On the right, isolationist, nationalist parties have emerged whose economic thinking is drawn from socialism — a strong government with some sort of control over the means of production or at least a compliant private sector that does its bidding, such as Marine Le Pen’s Front National in France, or the leading parties in Poland and Hungary. In the stormy confusion that has taken hold, the still, small voice of classical liberalism can barely be heard.
Yet, the combination of free markets and free trade has actually delivered more for humanity than any other economic system. Since the launch of the General Agreement on Tariffs and Trade (GATT) system in 1947, absolute poverty has been decimated. The trading system has held protectionist impulses at bay and prevented a slide into conflict that, throughout history, has accompanied these same protectionist/nationalist impulses.
Global growth increased by 1,000 percent between the launch of the 1947 trade round and 2001. Between the first century AD and 1913, it grew by a factor of two. Billions of the world’s people have been lifted out poverty. In China alone, hundreds of millions have been added to the middle classes as China has embraced a market based economy.
But something is missing. There is a widespread perception that the economic game is rigged against the average person, and that the gains from trade have been pocketed by a small group who have gorged themselves while little of the benefits have flowed to consumers. And people have reacted to this by saying that the solution is to turn back the clock and stop the relentless drive towards freer trade and freer markets. A smaller group of people who promote government-led economies and heavy regulation have used this feeling to push their own agenda.

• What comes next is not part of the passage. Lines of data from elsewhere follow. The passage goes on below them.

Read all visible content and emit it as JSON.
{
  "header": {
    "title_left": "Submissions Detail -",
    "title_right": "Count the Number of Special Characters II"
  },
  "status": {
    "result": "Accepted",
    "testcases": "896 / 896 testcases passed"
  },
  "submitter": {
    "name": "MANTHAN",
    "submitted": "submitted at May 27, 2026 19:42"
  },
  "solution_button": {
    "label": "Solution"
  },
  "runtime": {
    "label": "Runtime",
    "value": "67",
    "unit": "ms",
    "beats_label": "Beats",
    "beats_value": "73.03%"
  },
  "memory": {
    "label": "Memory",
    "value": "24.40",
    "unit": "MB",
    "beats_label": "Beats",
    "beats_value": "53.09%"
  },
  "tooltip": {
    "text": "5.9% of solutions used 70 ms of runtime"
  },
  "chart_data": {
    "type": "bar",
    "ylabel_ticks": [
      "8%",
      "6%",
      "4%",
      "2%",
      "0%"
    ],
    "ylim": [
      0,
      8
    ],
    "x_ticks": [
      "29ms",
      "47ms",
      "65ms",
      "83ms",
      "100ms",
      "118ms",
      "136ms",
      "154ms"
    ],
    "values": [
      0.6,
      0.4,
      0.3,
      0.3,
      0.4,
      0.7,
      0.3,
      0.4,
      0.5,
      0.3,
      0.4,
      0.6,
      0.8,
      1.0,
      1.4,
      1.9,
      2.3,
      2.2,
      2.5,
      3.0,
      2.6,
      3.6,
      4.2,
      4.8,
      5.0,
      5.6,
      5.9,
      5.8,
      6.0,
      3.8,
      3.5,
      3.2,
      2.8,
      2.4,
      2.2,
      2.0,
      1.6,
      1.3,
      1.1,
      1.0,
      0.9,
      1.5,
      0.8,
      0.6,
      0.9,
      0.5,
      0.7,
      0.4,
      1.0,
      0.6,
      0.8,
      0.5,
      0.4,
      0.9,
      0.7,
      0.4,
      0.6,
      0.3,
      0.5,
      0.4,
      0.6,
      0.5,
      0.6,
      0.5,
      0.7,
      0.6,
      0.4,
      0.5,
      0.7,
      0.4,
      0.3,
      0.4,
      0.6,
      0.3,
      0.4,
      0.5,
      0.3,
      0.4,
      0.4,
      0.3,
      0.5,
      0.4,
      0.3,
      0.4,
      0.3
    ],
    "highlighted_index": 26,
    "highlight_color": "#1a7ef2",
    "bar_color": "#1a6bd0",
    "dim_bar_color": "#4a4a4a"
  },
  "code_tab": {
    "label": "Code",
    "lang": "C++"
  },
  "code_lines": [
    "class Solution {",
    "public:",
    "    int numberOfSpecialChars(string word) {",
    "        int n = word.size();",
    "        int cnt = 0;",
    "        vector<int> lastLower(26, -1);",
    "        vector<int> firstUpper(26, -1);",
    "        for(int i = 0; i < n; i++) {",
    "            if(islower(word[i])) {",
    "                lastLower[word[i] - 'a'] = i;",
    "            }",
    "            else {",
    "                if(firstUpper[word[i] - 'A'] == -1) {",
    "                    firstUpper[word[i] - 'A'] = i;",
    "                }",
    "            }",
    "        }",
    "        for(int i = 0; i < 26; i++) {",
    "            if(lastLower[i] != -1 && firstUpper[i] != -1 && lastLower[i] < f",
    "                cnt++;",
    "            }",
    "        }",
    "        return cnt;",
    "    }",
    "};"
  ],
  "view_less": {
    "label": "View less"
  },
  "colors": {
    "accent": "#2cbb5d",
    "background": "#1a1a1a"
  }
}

While the diagnosis of the disease is accurate, the medicine proposed is killing the patient. Global growth has stalled; global trade negotiations have stalled (for the first time since 1947, we have had over twenty years since the conclusion of a global trade round). There is no engine of growth in the world as China slows and India fails to deliver on its enormous promise.
The better solution is to actually address the reasons for the problem. The reality is that we have had only partial reforms from the days of socialism, communism and import substitution. While trade has been opened up, competition inside the border has not kept pace. This has led to the continuing presence of a large number of economic distortions inside the border put there by elites, incumbents and oligarchs in order to protect them from competition from both outside and inside. It is here that progress to lower distortions could have tremendous gains — our data suggests that another 1,000 percent gain in global GDP could be had if all distortions were eliminated — but equally importantly it would be an actual response to the feeling that the game is rigged and somehow unfair.
A world of open trade, where competition on the merits is the economy’s organizing principle (meaning you succeed or fail based on the quality of your ideas and hard work) is a world that delivers growth, hope and opportunity in a sustainable, fair and more equitable manner because it delivers equality of opportunity. In this world, nationalism and protectionism would be pushed back into the shadows as true capitalism — open trade and open and competitive markets — demonstrates its own success and shines out as a beacon of light.
In the meantime, proponents of open and competitive markets must make the moral case for markets because of their poverty alleviating power, and must also make clear the immorality of policies that promote the corrosive power of monopoly, distortion and crony capitalism because of their capacity to destroy wealth out of the economy.